The first problem with my existing code was that I used gluPerspective to set up my 3D projection. The GLU library ( is not included, and I was forced to use glFrustum. I find glFrustum a pain to use, and anyone spoiled by gluPerspective has to either learn to use glFrustum, or write and use their own equivalent function. Of course, glFrustum really isn't available; you must use either glFrustumf or glFrustumx.

The last hurdle to moving my sample was calculating and displaying the frame rate. Measuring the frame rate is necessary if you want to objectively measure any performance impacts to code changes and optimizations. On Windows, I created a C++ class that worked like a stopwatch. It uses the Win32 QueryPerformanceCounter functions because there is no such hardware timing available on a handheld device. I was pleasantly surprised to learn that this function was supported by Windows CE, although not with the same accuracy and resolution as was available on the desktop. Because I was going to average 100 frames to determine the running frame rate, a little slop was going to be lost as noise, and I would still have a reasonably accurate measure of performance.
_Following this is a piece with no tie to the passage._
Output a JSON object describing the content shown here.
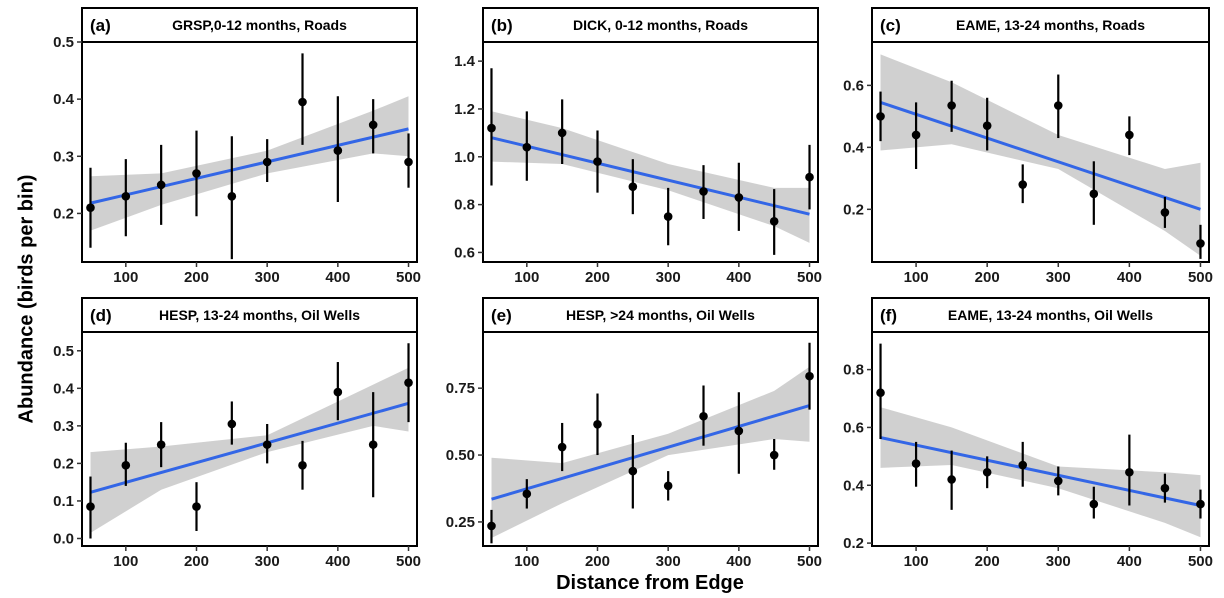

The real headache was in my text rendering code. Most desktop OpenGL implementations have some extensions that let you make use of OpenGL native fonts (these extensions are also missing from OpenGL ES). Game developers avoid these as they are often not very fast and don't look that great. The standard game technique for text is to load a texture with your character set and render billboarded quads on the screen, using texture coordinates to access individual characters. This is fast and allows for a good deal of creative freedom (slimy-looking or rust-themed letters, for instance).
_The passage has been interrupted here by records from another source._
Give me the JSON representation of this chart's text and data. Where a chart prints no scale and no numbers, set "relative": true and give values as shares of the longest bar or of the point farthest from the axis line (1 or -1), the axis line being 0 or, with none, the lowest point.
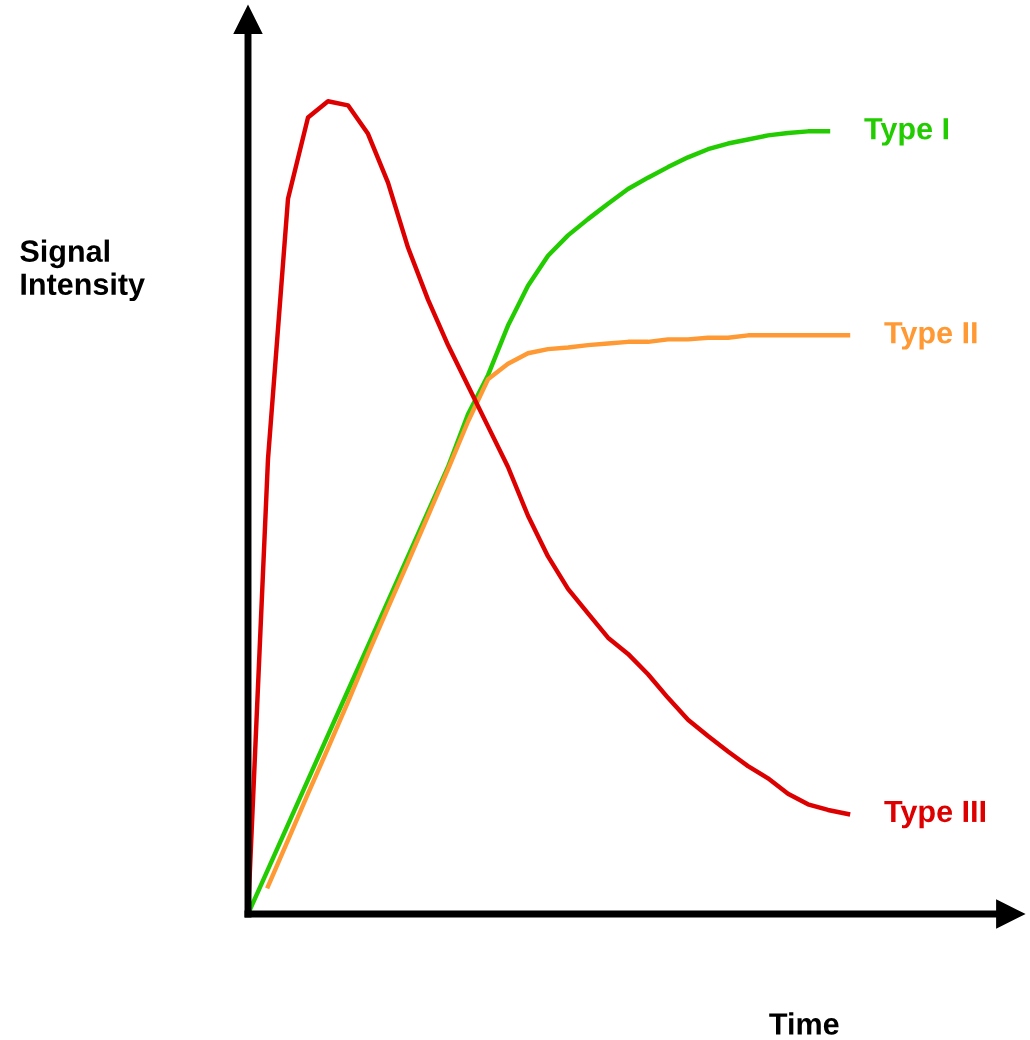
{
  "chart_data": {
    "type": "line",
    "relative": true,
    "xlabel": "Time",
    "ylabel": "Signal\nIntensity",
    "legend": false,
    "marker": "none",
    "line_style": "solid",
    "categories": [
      null,
      null,
      null,
      null,
      null,
      null,
      null,
      null,
      null,
      null,
      null,
      null,
      null,
      null,
      null,
      null,
      null,
      null,
      null,
      null,
      null,
      null,
      null,
      null,
      null,
      null,
      null,
      null,
      null,
      null,
      null
    ],
    "series": [
      {
        "name": "Type I",
        "color": "#22cc00",
        "values": [
          0,
          0.055,
          0.11,
          0.165,
          0.22,
          0.275,
          0.33,
          0.385,
          0.44,
          0.495,
          0.55,
          0.615,
          0.663,
          0.724,
          0.773,
          0.81,
          0.835,
          0.855,
          0.874,
          0.892,
          0.906,
          0.919,
          0.931,
          0.941,
          0.948,
          0.953,
          0.958,
          0.961,
          0.963,
          0.963,
          null
        ]
      },
      {
        "name": "Type II",
        "color": "#ff9933",
        "values": [
          null,
          0.034,
          0.091,
          0.148,
          0.204,
          0.261,
          0.32,
          0.377,
          0.433,
          0.49,
          0.547,
          0.606,
          0.658,
          0.677,
          0.69,
          0.695,
          0.697,
          0.7,
          0.702,
          0.704,
          0.704,
          0.707,
          0.707,
          0.709,
          0.709,
          0.712,
          0.712,
          0.712,
          0.712,
          0.712,
          0.712
        ]
      },
      {
        "name": "Type III",
        "color": "#dd0000",
        "values": [
          0,
          0.56,
          0.88,
          0.98,
          1.0,
          0.995,
          0.96,
          0.9,
          0.82,
          0.756,
          0.7,
          0.65,
          0.6,
          0.55,
          0.49,
          0.44,
          0.4,
          0.37,
          0.34,
          0.32,
          0.295,
          0.266,
          0.239,
          0.219,
          0.2,
          0.182,
          0.167,
          0.148,
          0.135,
          0.128,
          0.123
        ]
      }
    ]
  }
}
My code that implemented this technique used immediate mode. I'd call glBegin at the beginning of text rendering, send down any number of GL_QUADS in an orthographic projection, and then finish with glEnd. However, GL_QUADS or the glBegin/glEnd mechanism for submitting geometry are supported by OpenGL ES. Reengineering my text class to use small triangle strips and send down one letter at a time via vertex arrays was the only real nuisance to using OpenGL ES. Of course, this is the sort of thing you only have to do once and is easy to reuse from project to project.